Memories of Water Echoing in a Garden of Waste Coal - Kawachinagano City, Osaka Prefecture and Togura Town, Nagano Prefecture, September 1995
In 1995, Japan was in the midst of a prolonged recession following the bursting of the bubble economy, but as environmental awareness grew, community-driven water quality improvement methods were beginning to be tested. The influx of domestic wastewater and pesticides due to urbanization was slowly damaging riparian ecosystems, and both local governments and the private sector were searching for ways to "coexist with nature.

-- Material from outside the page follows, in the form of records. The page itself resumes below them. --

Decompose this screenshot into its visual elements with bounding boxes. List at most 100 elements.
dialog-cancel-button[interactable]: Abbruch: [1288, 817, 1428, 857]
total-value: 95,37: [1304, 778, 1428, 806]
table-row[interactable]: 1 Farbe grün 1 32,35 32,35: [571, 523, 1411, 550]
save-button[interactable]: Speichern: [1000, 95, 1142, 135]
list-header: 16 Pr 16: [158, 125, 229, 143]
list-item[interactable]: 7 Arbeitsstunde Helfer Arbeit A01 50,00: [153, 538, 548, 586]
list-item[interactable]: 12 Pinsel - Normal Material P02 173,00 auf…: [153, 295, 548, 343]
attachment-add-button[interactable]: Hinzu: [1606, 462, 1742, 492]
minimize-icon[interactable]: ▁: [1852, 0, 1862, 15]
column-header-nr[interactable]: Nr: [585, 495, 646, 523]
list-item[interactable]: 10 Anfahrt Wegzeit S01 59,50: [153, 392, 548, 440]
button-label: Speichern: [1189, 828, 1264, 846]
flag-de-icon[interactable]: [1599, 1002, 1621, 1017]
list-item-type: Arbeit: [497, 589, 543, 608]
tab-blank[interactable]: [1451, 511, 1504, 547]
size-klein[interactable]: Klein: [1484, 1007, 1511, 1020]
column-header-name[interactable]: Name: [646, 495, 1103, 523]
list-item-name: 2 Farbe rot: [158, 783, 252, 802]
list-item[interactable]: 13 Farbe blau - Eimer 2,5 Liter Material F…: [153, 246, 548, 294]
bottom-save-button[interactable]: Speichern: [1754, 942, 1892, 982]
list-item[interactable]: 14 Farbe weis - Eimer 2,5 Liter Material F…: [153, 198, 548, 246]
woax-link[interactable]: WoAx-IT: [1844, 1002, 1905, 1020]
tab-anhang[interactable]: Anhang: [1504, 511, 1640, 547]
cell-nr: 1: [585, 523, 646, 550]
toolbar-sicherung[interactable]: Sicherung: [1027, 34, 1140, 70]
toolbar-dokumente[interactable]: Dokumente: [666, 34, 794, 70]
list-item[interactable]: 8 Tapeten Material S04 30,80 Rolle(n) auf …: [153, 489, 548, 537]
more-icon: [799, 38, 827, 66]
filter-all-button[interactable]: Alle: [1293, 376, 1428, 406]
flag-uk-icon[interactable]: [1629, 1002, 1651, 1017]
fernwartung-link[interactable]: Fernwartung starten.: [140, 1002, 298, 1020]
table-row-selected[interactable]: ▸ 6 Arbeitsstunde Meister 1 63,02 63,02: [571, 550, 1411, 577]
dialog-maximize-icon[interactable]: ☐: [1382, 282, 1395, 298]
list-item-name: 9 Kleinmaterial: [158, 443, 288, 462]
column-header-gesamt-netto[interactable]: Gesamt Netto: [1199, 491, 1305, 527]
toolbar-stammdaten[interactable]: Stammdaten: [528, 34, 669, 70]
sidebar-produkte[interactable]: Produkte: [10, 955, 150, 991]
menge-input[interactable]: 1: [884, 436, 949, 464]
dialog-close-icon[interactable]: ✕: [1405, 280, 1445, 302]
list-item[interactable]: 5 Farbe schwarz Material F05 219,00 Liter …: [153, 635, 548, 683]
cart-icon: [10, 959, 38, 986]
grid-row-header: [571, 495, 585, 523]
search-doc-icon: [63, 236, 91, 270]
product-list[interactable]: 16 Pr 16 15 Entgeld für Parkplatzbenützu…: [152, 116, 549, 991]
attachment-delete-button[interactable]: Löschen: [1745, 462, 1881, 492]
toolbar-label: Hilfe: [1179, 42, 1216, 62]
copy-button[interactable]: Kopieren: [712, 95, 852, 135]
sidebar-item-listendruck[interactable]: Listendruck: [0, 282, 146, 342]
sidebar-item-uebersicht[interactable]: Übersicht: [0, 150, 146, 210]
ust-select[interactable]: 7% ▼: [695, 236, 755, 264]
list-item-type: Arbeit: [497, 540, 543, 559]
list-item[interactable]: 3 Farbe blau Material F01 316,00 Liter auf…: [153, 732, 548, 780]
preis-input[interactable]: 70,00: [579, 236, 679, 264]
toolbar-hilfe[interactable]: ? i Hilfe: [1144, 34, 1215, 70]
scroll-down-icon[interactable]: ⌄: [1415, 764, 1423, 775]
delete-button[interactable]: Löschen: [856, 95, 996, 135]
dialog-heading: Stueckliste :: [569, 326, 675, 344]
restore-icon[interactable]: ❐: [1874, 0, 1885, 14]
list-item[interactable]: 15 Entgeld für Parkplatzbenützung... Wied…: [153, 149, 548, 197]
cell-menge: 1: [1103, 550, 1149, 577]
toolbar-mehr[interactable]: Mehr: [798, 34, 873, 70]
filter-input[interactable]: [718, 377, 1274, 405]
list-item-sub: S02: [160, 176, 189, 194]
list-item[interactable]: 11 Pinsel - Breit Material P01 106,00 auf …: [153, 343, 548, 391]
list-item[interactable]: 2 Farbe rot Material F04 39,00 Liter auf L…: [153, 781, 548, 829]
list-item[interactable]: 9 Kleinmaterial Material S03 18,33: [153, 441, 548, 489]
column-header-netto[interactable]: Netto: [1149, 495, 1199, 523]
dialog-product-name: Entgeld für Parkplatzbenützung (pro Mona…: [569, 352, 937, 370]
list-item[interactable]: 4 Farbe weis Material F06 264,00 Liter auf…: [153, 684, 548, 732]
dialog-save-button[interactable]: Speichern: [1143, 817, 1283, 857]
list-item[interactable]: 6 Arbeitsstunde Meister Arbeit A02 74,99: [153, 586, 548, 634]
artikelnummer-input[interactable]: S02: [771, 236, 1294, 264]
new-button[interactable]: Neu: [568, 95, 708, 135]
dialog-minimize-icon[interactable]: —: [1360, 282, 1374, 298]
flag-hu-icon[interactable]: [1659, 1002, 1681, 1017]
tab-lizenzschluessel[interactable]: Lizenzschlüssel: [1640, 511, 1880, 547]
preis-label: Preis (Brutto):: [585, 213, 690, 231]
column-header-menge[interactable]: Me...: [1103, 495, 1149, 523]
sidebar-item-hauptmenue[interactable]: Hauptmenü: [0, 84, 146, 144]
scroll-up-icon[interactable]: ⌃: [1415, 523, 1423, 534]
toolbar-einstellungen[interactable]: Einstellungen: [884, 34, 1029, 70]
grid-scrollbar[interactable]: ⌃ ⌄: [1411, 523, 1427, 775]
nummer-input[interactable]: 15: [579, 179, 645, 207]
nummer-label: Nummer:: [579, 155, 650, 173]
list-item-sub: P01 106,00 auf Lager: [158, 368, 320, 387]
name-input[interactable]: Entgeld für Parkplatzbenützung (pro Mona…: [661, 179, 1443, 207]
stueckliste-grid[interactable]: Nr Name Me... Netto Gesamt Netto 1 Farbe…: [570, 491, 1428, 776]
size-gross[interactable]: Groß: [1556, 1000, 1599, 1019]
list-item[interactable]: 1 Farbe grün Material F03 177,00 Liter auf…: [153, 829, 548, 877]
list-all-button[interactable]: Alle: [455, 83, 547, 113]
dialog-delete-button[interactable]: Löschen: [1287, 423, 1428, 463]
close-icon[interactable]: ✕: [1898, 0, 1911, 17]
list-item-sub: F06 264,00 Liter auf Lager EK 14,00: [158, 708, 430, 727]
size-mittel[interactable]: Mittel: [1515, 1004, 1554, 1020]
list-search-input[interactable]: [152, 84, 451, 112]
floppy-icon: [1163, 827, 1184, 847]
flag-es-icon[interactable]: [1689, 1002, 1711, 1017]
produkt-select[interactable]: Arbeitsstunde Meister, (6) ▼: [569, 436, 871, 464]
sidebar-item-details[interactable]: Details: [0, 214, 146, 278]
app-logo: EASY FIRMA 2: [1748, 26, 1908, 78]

The Amano Country Club in Kawachinagano City, Osaka Prefecture, set up a small charcoal-making hut on its premises and carbonized dead trees and pruned branches to make homemade charcoal. The charcoal is submerged in the bottom of ponds and waterways to absorb and purify toxic substances in the water. Pesticide residues are greatly reduced, and the wood vinegar solution, a byproduct of charcoal making, is used to control pests. The charcoal ash is powdered and spread on turf and soil to improve the soil. This recycling and utilization method attracted attention as a new attempt to ease the environmental burden of golf courses.
Meanwhile, the town of Togura in Nagano Prefecture introduced charcoal into agricultural canals and irrigation ponds to alleviate pollution caused by miscellaneous domestic wastewater and inflows of agricultural chemicals. As a result of this improvement in water quality, genji fireflies (river fireflies), which had long disappeared, have been confirmed again. Fireflies are a symbol of good water quality, and this revival has left a strong impression on local residents. The charcoal was designed as a highly recyclable technology that brings out the value of the resource to the very end, as it can be reused and spread as a soil conditioner after degradation.

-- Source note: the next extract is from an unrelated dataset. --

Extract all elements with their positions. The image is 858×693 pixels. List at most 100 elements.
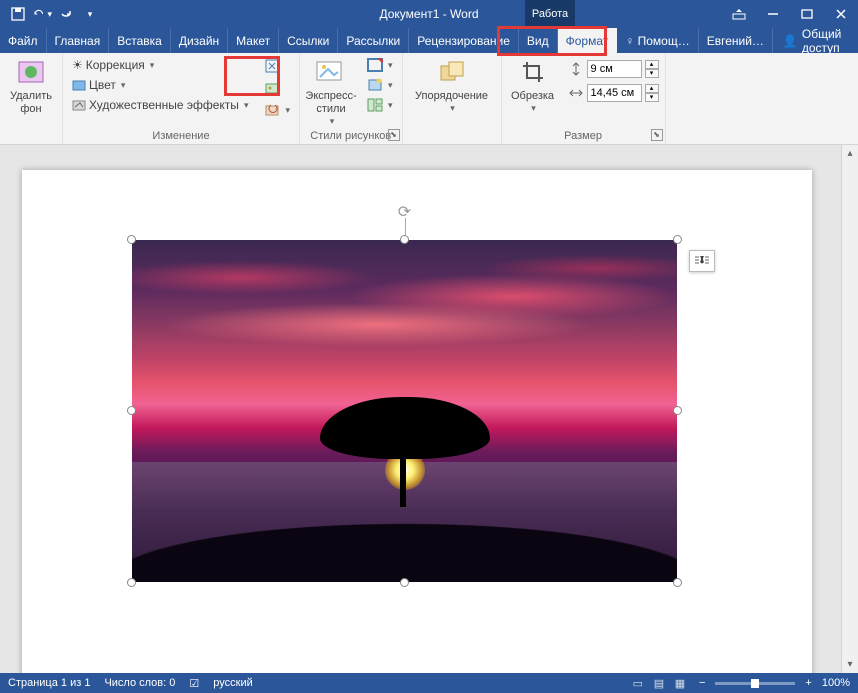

At the time, the Forestry Agency and environmental administration were increasingly interested in "new wood use development" to utilize thinned and unused timber, and methods to link local resources to environmental conservation were being explored in various regions. In this trend, the Kawachinagano and Togura cases can be regarded as pioneering environmental restoration models, both technologically and institutionally. The attempts to combine a series of technologies (charcoal adsorption and purification, wood vinegar utilization, and firefly indicator) with ecological observation offered a piece of the answer to the excessive waste and deteriorating water quality that Japan was facing in the mid-1990s.
This story is the very challenge of a community reeling in nature and turning "waste wood" into "guardian of water," a memory of regeneration that leaves us with the poetic sentiment that "nature will respond.